Matsuda M, Maeda Y, Shirakawa C, Morita S, Koyama A, Horiuchi F, Hamazaki H, Irimajiri K, Horiuchi A
Third Department of Internal Medicine, Kinki University School of Medicine, Osaka, Japan.
Br J Haematol. 1994 Feb;86(2):399-401. doi: 10.1111/j.1365-2141.1994.tb04751.x.
The role of protein kinase C (PKC) system on CD3 expression on adult T-cell leukaemia (ATL) was examined. The down-regulation of CD3 on ATL cells is reportedly induced by CD3 down-regulating factor (CD3DF) contained in serum and culture supernatants of leukaemia cells from acute type ATL patients. After we cultured normal PBMC with a PKC inhibitor, H-7, CD3DF activity for PBMC was reduced significantly. Culture with H-7 of HTLV-1 transformed T cells, ATL-2 cells whose CD3 expression had been decreased, led to enhancement of CD3 expression in a time-dependent manner. These findings suggest that CD3DF may play an important role as a PKC system activator, resulting in CD3 down-regulation.
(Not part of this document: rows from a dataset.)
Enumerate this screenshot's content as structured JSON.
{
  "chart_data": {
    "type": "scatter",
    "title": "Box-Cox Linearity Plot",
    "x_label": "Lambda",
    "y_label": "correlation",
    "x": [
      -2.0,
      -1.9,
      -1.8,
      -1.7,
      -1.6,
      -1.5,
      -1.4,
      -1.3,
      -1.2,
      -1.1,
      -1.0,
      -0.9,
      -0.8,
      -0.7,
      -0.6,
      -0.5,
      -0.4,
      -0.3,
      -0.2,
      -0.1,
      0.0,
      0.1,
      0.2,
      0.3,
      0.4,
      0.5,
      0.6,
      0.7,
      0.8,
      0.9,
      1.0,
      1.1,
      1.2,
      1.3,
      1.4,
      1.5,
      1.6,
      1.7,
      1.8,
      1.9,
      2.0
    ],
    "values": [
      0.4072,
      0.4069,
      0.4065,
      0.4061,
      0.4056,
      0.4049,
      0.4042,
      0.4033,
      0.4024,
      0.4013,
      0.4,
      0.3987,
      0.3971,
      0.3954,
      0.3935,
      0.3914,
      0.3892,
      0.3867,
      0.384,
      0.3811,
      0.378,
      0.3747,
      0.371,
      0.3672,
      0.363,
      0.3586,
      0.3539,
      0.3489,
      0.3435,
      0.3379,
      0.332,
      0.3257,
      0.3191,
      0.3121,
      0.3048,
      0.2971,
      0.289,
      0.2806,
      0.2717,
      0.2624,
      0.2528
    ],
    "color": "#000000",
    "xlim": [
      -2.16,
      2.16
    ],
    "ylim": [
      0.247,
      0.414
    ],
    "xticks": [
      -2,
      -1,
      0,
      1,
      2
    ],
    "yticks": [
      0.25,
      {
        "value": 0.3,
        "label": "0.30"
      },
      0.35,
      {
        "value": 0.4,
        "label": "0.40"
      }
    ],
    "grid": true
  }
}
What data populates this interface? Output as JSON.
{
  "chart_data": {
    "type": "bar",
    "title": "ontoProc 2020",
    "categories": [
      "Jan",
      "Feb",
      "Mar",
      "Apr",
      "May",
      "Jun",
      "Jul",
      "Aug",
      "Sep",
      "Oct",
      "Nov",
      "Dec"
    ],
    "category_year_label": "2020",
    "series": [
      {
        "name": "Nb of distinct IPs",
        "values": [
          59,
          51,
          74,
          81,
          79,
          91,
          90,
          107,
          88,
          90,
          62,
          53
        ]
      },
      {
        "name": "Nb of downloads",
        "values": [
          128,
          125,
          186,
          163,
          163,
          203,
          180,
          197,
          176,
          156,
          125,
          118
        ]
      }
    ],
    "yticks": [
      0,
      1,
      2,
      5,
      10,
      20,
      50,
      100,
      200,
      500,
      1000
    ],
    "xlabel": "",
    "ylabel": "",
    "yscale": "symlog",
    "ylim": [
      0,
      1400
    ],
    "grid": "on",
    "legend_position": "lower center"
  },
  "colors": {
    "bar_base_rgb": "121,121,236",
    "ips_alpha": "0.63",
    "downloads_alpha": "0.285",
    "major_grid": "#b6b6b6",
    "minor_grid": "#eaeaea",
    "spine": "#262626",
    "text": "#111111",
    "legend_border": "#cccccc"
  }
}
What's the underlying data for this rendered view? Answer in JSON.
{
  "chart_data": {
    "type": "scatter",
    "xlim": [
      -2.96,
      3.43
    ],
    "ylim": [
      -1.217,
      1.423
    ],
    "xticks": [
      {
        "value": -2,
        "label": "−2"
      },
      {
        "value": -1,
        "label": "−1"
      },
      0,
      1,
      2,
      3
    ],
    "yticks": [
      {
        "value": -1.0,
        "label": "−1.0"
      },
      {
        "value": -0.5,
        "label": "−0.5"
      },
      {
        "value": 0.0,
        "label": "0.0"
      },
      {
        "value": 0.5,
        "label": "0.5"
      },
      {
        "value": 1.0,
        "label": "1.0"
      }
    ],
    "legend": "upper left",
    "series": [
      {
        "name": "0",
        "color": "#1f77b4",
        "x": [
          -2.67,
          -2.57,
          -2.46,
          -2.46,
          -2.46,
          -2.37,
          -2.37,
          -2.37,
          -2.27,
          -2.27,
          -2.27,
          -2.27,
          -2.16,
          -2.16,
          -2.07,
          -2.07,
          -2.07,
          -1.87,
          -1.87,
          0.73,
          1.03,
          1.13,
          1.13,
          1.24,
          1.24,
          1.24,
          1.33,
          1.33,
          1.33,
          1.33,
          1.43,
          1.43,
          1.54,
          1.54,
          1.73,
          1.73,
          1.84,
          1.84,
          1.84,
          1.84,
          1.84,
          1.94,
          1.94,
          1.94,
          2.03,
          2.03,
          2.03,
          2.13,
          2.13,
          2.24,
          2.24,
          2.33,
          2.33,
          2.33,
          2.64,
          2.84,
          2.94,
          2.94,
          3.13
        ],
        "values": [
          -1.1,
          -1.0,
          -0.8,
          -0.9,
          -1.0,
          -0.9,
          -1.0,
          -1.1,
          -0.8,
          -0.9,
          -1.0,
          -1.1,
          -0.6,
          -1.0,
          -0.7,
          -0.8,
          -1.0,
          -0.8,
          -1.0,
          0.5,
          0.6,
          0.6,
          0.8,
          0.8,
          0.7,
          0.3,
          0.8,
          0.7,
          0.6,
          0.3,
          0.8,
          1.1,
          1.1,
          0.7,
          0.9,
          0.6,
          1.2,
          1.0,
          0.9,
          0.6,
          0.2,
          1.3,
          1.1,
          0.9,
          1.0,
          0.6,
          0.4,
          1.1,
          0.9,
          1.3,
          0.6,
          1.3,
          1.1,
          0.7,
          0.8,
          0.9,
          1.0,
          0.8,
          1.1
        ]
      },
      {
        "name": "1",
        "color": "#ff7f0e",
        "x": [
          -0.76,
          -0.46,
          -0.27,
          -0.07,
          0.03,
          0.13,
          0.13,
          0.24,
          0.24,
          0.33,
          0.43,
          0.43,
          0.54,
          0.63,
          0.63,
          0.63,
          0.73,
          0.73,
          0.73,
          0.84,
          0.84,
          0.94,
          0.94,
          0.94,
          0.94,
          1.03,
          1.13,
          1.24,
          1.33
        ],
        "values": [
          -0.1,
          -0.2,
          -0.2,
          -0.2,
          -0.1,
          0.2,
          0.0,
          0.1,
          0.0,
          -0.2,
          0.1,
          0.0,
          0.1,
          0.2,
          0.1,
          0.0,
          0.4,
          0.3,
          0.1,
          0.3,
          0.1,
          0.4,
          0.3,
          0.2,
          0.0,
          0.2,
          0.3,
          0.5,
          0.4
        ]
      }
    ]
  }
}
研究了蛋白激酶C(PKC)系统在成人T细胞白血病(ATL)中CD3表达上的作用。据报道,急性型ATL患者白血病细胞的血清和培养上清液中所含的CD3下调因子(CD3DF)可诱导ATL细胞上CD3的下调。在用PKC抑制剂H-7培养正常外周血单核细胞(PBMC)后,PBMC的CD3DF活性显著降低。用H-7培养HTLV-1转化的T细胞、CD3表达已降低的ATL-2细胞,导致CD3表达呈时间依赖性增强。这些发现表明,CD3DF可能作为PKC系统激活剂发挥重要作用,从而导致CD3下调。